Au dela de notre besoin de possession matérialiste, notre époque est en perpetuelle quête de reconnaissance. Chaque geste, chaque voyage, chaque achat est dévoilé à la vue de tous sur les réseaux. Avons-nous à ce point peur d’être insignifiants? A travers cette quête perpétuelle de reconnaissance, nous recherchons, à nouveau, ce bonheur factice qui ne comble que de façon éphémère cette sensation de ‘faim’. En somme, cette abondance de gratification est comparable à notre consommation exacerbée. Tous deux nous éloignent pendant un court instant de nos vraies peurs qui demandent du temps, de l’effort et de la réflexion pour être surmontées.


“Acquérir, pour se soulager, s’enivrer, se réconforter. Pour se rendre un peu plus heureux ou un peu moins malheureux. Pour ne pas trop penser à ce qui est compliqué dans nos existences. Pour accéder à un monde que l’on sait factice et simplifié mais que l’on espère facile et confortable. Pour ne pas penser au malheur ou à la vacuité de notre vie en ce moment. On dépense pour dé-penser.” − Christophe André

Cette performance m’amène donc, à dévoiler au public tout ce que je possède, sans filtre, sans sélection préalable et dans son ensemble. En somme, l’exposition du soi poussé à son paroxysme. L’exposition non pas du recto idéalisé et maîtrisé d’une vie parfaite mais bien son verso sans sélection aucune.

Travailler de façon répétitive a été une expérience terriblement ennuyeuse mais extrêmement rassurante. Le fait de mettre en scène ces objets avec discipline et dévouement m’a aidé à organiser ma pensée et ma vie. En quelque sorte une thérapie nécessaire.

Maintenant que toutes les photos ont été prises, je me sens quelque part rassurée. J’ai vécu toute ma vie dans la peur que je pouvais tout perdre du jour au lendemain… A présent tout peut s’écrouler. J’aurai toujours une trace que ces objets, cette vie a existée. Ma maison peut désormais prendre feu, je peux me retrouver à la rue... tant que j’ai mes 3 enfants dans ma poche et mon KATALOG sous le bras, je crois que je m’en sortirai…

Exposition
Les réflexions portées par mon projet KATALOG, je souhaite aujourd’hui les partager à travers une présentation frontale et immersive de mon travail. Qu’il soit présenté dans un un espace intérieur (sur une surface unique ou sur différents murs d’une même pièce) et/ou sur une immense surface extérieure, je souhaite que le visiteur puisse y projeter son expérience personnelle.

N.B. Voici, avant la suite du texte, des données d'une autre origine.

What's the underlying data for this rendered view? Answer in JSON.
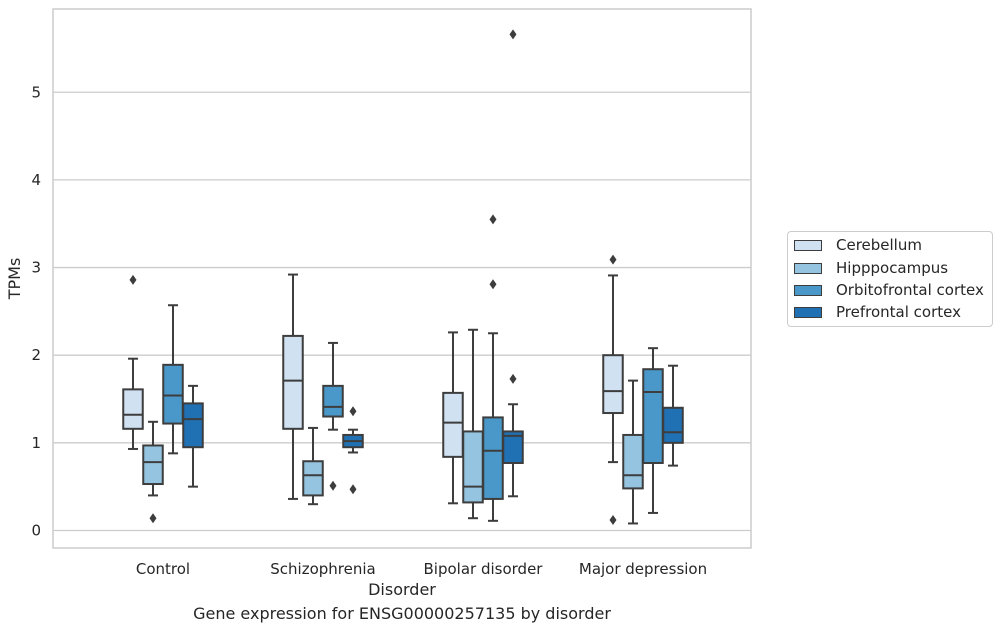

Cette installation monumentale et immersive, je la souhaite sous forme de petites projections digitales. Chaque cliché sera exposé dans un ordre disparate dans une masse exceptionnelle de +/- 12.000 photos. Cet agrégat de traces photographiques visibles sous tous les angles devrait susciter une encombrement mental et physique du visiteur. Le visiteur aura ensuite l’occasion de classer et ranger les objets selon differents angles de narrations à travers un assemblage de critères (par couleur, par piece, par nature d’objets, par valeur, par frequence d’utilisation…) qui pourront etre croisés et recroisés à l’infini.

Ex : objets rouges & en metal & du living
Ex : tous les objets & qui ne sont jamais utilisés
Ex : tous les objets vintage & en bois & estimé à 20 eur
Ex : tous les livres non lus & couverture verte

La présentation de KATALOG verra le jour en 2022/2023.